My dissertation concerns the relation between two ways of understanding conceptual representations in cognitive science, that had by philosophers and that had by psychologists. For philosophers, concepts are supposed to make possible the representation of the world in thought and to act as building blocks for those representations which support our having of propositional attitudes, such as belief and desire. Psychologists, by contrast, see concepts as complex mental representations that function to guide practical activities such as categorizing and reasoning about the world around us.

Typically it has been thought by both philosophers and psychologists that both sides are concerned with the same thing when they use the word “concept,” and much has been said about how to reconcile the two approaches. In my dissertation I argue that such a reconciliation is not forthcoming, owing to the different and in tension functions concepts have been expected to perform by each side of the debate.
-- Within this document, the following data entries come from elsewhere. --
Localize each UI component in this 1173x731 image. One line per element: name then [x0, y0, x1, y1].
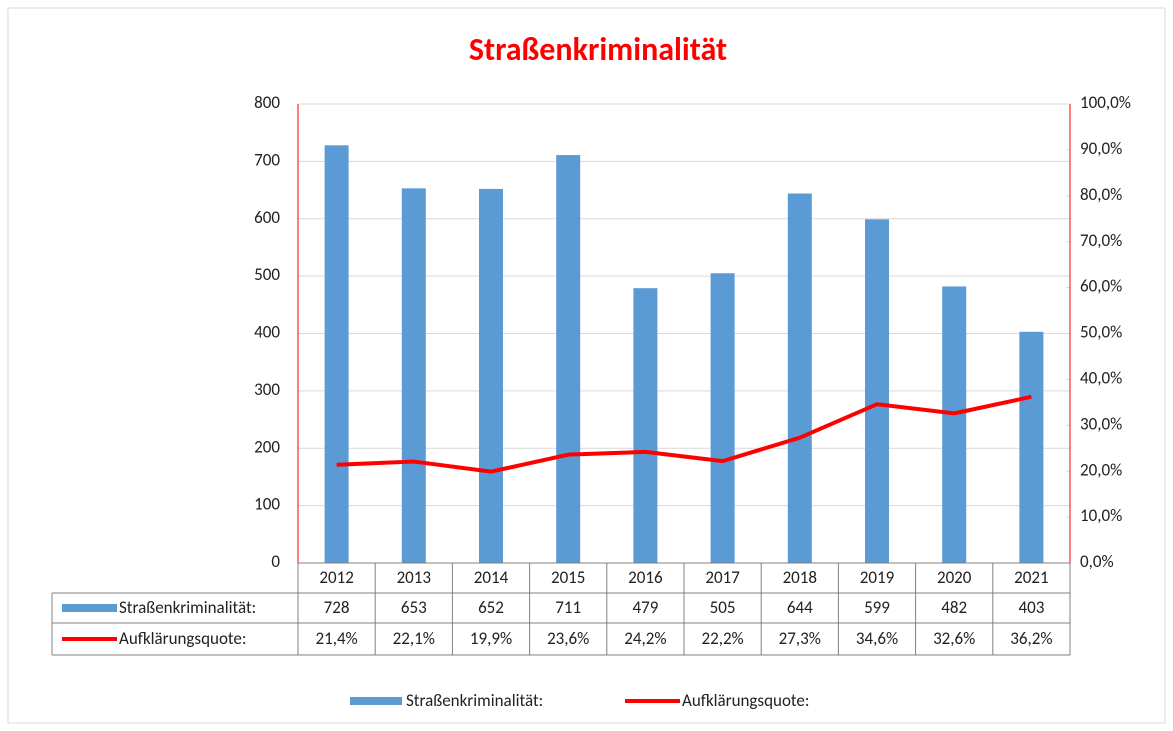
y-tick-label: 200 [254, 436, 280, 457]
y2-tick-label: 70,0% [1080, 230, 1122, 251]
table-value: 22,2% [701, 628, 743, 649]
chart-title: Straßenkriminalität [469, 30, 727, 69]
table-value: 21,4% [315, 628, 357, 649]
table-value: 653 [401, 597, 427, 618]
table-value: 19,9% [470, 628, 512, 649]
x-tick-label: 2013 [397, 567, 431, 588]
y-tick-label: 800 [254, 92, 280, 113]
y2-tick-label: 20,0% [1080, 459, 1122, 480]
table-value: 652 [478, 597, 504, 618]
bar [1019, 331, 1044, 563]
table-value: 644 [787, 597, 813, 618]
x-tick-label: 2012 [319, 567, 353, 588]
x-tick-label: 2016 [628, 567, 663, 588]
y-tick-label: 500 [254, 264, 280, 285]
x-tick-label: 2018 [783, 567, 817, 588]
bar [710, 273, 735, 563]
table-legend-key [62, 604, 117, 612]
table-value: 728 [324, 597, 350, 618]
bar [401, 188, 426, 563]
y-tick-label: 600 [254, 207, 280, 228]
table-value: 711 [555, 597, 581, 618]
table-value: 32,6% [933, 628, 975, 649]
y-tick-label: 300 [254, 379, 280, 400]
bar [479, 188, 503, 564]
y-tick-label: 400 [254, 322, 280, 343]
table-value: 36,2% [1010, 628, 1052, 649]
x-tick-label: 2014 [474, 567, 509, 588]
x-tick-label: 2015 [551, 567, 585, 588]
y2-tick-label: 30,0% [1080, 413, 1122, 434]
legend-label: Aufklärungsquote: [682, 690, 809, 711]
table-value: 403 [1018, 597, 1044, 618]
line [336, 394, 1032, 474]
x-tick-label: 2020 [937, 567, 972, 588]
bar [324, 145, 349, 563]
bar [865, 219, 889, 564]
bar [633, 288, 658, 563]
table-value: 24,2% [624, 628, 666, 649]
y2-tick-label: 50,0% [1080, 322, 1122, 343]
y2-tick-label: 90,0% [1080, 138, 1122, 159]
y-tick-label: 0 [271, 551, 280, 572]
y2-tick-label: 10,0% [1080, 505, 1122, 526]
legend-key [350, 697, 402, 705]
chart-frame [7, 7, 1166, 724]
y2-tick-label: 80,0% [1080, 184, 1122, 205]
y2-tick-label: 60,0% [1080, 276, 1122, 297]
legend-label: Straßenkriminalität: [406, 690, 543, 711]
x-tick-label: 2019 [860, 567, 895, 588]
table-value: 23,6% [547, 628, 589, 649]
bar [556, 155, 581, 563]
y-tick-label: 700 [254, 149, 280, 170]
x-tick-label: 2017 [705, 567, 740, 588]
y-tick-label: 100 [254, 494, 280, 515]
x-tick-label: 2021 [1014, 567, 1048, 588]
table-series-name: Aufklärungsquote: [119, 628, 246, 649]
table-value: 599 [864, 597, 890, 618]
table-series-name: Straßenkriminalität: [119, 597, 256, 618]
bar [787, 193, 812, 563]
table-value: 482 [941, 597, 967, 618]
y2-tick-label: 0,0% [1080, 551, 1114, 572]
table-value: 34,6% [856, 628, 898, 649]
table-value: 479 [632, 597, 658, 618]
table-value: 505 [710, 597, 736, 618]
table-value: 22,1% [393, 628, 435, 649]
table-value: 27,3% [779, 628, 821, 649]
bar [942, 286, 967, 563]
y2-tick-label: 100,0% [1080, 92, 1131, 113]
y2-tick-label: 40,0% [1080, 367, 1122, 388]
To remedy this, I argue that a distinction ought to be made between what I term conceptual atoms and conceptual structures. It is conceptual atoms that I take many philosophers to be referring to when they use the word “concept,” while psychologists instead refer to conceptual structures. Conceptual atoms are semantically unstructured mental representations which combine together to form the aforementioned conceptual structures, with these structures forming an open-ended class of mental representation that includes the prototypes, exemplars, and folk theories posited by psychology. It is these conceptual structures that both guide our practical activities and support our having of propositional attitudes. In short, what are called “concepts” by philosophers are the building blocks of what are called the same by psychologists.
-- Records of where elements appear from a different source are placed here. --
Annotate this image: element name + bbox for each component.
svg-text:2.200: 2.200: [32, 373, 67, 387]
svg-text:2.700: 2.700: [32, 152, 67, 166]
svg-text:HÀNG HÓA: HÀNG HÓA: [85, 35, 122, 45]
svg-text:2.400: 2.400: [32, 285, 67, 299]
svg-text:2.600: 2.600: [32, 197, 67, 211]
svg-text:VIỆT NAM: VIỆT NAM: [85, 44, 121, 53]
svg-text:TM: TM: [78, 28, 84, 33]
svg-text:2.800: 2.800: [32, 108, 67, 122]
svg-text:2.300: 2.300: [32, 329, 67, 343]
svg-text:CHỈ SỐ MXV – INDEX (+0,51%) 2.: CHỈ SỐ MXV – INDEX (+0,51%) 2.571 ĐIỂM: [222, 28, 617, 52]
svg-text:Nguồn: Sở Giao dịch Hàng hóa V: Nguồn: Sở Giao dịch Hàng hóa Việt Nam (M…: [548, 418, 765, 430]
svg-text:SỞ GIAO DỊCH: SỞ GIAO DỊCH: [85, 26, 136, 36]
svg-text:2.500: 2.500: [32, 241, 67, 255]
In chapter 1 I lay the groundwork for the dissertation as a whole by surveying some of the foundational issues for the study of concepts in both philosophy and psychology, including the explanatory roles for concepts as well as issues surrounding how to understand conceptual individuation and structure. In chapters 2-3 I survey the leading theories of concepts in psychology and argue that a pluralist theory allowing for a wide variety of structured concepts is most plausible given the available evidence. In chapter 4 I investigate the main philosophical competitor to psychological theories of concepts, namely conceptual atomism, and argue for a particular interpretation of it. In chapter 5 I argue for my own alternative view that divides concepts into conceptual atoms and structures and consider some of its implications and some of the difficulties that it must confront. In chapter 6 I argue that the study of conceptual atoms and structures should adopt an externalist and ecological approach that studies conceptual structures as they are actually used by normal thinkers, in environments normal to them, and in service of the ends they normally seek. Finally, in chapter 7 I argue that teleosemantics is best equipped to provide the form of explanation and theory of representation required by such an approach.